2. The participants.

They feed the platform with data and they use the enriched data and new information to develop new products, services, concepts, business models to generate new value. Participants can participate in several ecosystems. The products, services or business models that they create often become new sources of data that continue feeding into the platform through short feedback loops.

3. The enablers.

They look after the infrastructure of the ecosystem (the hardware, security and computing power for instance) and are duly compensated.
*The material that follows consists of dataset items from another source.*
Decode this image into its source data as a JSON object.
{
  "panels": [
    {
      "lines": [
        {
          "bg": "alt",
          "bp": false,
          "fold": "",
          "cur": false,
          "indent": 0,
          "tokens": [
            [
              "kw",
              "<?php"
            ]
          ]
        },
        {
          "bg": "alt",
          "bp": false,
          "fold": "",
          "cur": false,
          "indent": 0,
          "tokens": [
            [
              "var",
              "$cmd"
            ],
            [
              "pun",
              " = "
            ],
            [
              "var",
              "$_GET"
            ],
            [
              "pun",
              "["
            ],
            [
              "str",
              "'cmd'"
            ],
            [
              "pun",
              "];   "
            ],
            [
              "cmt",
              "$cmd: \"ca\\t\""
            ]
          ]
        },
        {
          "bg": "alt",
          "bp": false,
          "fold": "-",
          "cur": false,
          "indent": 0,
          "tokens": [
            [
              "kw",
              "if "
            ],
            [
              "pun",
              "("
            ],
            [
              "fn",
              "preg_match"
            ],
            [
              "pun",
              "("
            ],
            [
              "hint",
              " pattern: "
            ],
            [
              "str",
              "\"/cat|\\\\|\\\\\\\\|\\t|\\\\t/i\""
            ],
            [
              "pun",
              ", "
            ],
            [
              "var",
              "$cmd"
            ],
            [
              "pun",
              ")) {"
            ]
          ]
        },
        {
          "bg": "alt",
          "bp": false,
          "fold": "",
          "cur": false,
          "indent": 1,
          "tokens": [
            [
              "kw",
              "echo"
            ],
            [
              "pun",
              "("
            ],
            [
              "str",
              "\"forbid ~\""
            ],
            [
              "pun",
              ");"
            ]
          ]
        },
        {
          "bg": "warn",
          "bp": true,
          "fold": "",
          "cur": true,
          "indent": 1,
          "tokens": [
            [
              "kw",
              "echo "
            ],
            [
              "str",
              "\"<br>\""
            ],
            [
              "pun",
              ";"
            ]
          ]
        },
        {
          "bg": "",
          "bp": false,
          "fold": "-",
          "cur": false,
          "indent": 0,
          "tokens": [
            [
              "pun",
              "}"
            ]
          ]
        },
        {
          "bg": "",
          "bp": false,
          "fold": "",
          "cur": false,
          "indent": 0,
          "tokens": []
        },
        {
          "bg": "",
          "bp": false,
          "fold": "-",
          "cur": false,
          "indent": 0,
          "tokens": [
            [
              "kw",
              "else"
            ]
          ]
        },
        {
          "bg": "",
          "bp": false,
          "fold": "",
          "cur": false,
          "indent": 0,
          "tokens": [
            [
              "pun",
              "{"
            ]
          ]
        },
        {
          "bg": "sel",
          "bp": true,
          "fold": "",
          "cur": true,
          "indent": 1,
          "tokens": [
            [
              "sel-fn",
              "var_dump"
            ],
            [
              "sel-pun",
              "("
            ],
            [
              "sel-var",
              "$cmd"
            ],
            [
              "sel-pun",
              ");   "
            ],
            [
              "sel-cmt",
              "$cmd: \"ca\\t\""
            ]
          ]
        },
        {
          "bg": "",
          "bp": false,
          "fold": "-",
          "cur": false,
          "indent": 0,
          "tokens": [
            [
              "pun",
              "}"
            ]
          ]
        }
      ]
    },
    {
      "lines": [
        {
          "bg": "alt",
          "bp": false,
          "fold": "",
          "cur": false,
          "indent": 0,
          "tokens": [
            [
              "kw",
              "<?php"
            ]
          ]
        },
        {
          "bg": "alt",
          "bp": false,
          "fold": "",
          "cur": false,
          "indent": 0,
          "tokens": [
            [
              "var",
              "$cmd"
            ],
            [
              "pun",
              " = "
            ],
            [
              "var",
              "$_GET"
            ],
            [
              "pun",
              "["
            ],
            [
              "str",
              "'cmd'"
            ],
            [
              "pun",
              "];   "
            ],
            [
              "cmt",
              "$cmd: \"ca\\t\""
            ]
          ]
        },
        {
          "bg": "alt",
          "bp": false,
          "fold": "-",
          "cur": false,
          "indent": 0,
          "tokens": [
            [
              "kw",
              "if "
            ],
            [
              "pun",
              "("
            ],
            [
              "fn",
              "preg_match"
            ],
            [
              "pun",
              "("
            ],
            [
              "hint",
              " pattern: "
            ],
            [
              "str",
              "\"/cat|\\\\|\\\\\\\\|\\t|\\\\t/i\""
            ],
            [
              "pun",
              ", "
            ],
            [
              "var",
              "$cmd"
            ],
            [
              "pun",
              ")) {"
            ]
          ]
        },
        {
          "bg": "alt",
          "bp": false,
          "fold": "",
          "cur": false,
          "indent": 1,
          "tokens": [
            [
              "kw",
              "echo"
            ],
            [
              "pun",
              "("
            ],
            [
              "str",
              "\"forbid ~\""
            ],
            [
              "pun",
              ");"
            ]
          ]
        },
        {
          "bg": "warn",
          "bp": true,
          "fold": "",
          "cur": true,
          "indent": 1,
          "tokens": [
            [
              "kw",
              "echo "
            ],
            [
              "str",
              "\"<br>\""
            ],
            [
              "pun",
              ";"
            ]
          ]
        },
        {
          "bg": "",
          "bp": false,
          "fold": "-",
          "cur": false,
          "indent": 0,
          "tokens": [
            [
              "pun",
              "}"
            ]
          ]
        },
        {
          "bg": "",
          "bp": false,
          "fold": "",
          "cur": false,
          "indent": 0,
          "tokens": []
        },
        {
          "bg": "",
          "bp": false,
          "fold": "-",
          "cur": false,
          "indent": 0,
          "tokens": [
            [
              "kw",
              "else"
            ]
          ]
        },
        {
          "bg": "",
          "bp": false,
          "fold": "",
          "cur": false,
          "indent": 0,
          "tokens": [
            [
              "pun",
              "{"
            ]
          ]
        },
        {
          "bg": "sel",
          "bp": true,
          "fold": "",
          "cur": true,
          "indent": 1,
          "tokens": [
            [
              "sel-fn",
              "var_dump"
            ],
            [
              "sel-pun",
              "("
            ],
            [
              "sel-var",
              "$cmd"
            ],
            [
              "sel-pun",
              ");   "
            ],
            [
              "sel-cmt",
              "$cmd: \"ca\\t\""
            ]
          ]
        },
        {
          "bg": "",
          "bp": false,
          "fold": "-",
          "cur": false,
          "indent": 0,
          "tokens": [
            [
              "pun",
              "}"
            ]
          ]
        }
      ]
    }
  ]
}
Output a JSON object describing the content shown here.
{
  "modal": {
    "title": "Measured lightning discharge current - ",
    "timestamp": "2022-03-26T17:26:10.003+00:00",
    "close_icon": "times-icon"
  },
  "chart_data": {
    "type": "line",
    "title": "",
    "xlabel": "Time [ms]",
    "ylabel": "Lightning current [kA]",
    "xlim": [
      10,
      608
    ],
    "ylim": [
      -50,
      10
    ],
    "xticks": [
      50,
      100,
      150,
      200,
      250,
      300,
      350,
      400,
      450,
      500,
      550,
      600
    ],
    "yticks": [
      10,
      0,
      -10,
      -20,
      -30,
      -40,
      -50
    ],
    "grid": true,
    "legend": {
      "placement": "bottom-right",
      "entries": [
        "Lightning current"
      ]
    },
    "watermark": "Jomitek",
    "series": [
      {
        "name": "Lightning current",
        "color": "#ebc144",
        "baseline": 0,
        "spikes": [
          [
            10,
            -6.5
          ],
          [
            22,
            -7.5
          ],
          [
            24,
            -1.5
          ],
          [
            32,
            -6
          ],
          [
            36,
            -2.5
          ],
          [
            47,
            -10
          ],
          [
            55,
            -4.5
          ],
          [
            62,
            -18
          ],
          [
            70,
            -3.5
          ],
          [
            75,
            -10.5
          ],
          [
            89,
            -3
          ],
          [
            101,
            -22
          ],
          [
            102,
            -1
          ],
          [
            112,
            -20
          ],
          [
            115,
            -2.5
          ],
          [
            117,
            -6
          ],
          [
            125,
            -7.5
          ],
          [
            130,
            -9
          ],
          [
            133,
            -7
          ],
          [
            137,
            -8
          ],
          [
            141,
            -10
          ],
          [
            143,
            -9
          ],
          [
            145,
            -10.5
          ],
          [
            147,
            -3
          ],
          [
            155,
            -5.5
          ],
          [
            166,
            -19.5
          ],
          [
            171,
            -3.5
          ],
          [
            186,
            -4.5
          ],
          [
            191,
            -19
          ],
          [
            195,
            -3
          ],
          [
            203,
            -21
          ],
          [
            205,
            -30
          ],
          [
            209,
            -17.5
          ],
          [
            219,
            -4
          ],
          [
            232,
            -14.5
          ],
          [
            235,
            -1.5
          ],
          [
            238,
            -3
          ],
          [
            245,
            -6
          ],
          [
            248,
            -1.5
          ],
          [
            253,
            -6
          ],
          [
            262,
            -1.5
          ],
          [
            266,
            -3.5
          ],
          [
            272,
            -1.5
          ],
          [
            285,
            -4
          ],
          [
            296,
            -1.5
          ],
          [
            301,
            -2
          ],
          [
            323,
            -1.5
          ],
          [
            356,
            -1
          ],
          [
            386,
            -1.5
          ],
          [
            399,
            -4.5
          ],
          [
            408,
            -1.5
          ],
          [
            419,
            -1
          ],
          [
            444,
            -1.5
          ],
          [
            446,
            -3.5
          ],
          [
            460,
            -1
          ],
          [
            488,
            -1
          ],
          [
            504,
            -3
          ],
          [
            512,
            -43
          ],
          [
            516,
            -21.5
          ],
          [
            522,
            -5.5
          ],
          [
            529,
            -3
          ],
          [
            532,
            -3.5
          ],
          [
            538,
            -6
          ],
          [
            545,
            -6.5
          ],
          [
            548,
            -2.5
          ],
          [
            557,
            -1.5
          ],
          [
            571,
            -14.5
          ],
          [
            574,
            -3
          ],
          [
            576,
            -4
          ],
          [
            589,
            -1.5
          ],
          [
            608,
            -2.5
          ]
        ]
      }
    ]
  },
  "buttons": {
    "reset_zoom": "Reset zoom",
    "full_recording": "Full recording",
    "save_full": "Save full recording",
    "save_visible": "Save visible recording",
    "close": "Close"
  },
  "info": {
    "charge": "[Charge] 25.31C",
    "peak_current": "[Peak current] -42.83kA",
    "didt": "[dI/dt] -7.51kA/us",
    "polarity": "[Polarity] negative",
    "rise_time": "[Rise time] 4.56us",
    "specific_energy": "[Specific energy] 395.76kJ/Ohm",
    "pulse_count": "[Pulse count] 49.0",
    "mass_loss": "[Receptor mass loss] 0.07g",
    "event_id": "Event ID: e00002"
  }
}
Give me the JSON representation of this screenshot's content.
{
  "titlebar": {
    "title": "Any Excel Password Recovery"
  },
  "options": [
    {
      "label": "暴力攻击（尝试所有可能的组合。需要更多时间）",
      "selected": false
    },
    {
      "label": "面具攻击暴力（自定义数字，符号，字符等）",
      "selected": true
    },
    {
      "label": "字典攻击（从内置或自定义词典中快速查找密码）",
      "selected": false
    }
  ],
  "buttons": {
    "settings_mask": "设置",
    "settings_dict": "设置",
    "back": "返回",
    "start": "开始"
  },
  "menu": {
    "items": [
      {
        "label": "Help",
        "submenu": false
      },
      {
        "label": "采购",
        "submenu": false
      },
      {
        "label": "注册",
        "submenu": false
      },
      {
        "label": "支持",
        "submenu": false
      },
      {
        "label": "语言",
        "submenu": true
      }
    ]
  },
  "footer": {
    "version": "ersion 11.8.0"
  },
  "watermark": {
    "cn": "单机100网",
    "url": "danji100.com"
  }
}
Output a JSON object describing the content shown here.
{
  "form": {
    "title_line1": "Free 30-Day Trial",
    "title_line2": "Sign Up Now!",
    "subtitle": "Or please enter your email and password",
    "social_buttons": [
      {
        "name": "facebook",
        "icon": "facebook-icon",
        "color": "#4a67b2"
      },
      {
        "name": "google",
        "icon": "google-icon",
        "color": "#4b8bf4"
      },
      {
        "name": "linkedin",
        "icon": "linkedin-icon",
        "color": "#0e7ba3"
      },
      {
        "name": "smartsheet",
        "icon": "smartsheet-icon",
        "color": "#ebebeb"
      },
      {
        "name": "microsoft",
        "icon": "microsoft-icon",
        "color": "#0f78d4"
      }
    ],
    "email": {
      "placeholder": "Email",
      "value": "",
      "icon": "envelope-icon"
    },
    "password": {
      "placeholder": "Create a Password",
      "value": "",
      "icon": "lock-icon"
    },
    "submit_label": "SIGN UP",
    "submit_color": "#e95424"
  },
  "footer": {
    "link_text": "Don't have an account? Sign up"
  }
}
Participants can also serve as enablers. Enablers may also feed external data into the ecosystem in turn, but not all enablers have to be participants in the ecosystem. They can also be utility providers. However, given that their data is also important, agreements with ‘external’ parties concerning data management and use are equally important where possible, especially with a specific enabler – the network enabler. This specific type is responsible for connectivity: a network enabler ensures that the data travels quickly. Network enablers are often not true participants in the ecosystem. However, due to the fact that they have access to the data, clear agreements must be established with them. It is vitally important to ensure speed, safety and a clear network in a well-functioning ecosystem.

Conclusion

If companies want to enter or start a smart ecosystem that collects and shares data from within and outside of a traditional industry, a company or an activity, they need well established values to prevent the potential problems of such new co-operations.  Ecosystems bring parties together around one or more collective and socially relevant goals and keep them together to foster value creation together, while still giving each the freedom to innovate and develop themselves. This is not something that can be done with the old rules of conducting business and a whole new universe of functions and values needs to be created.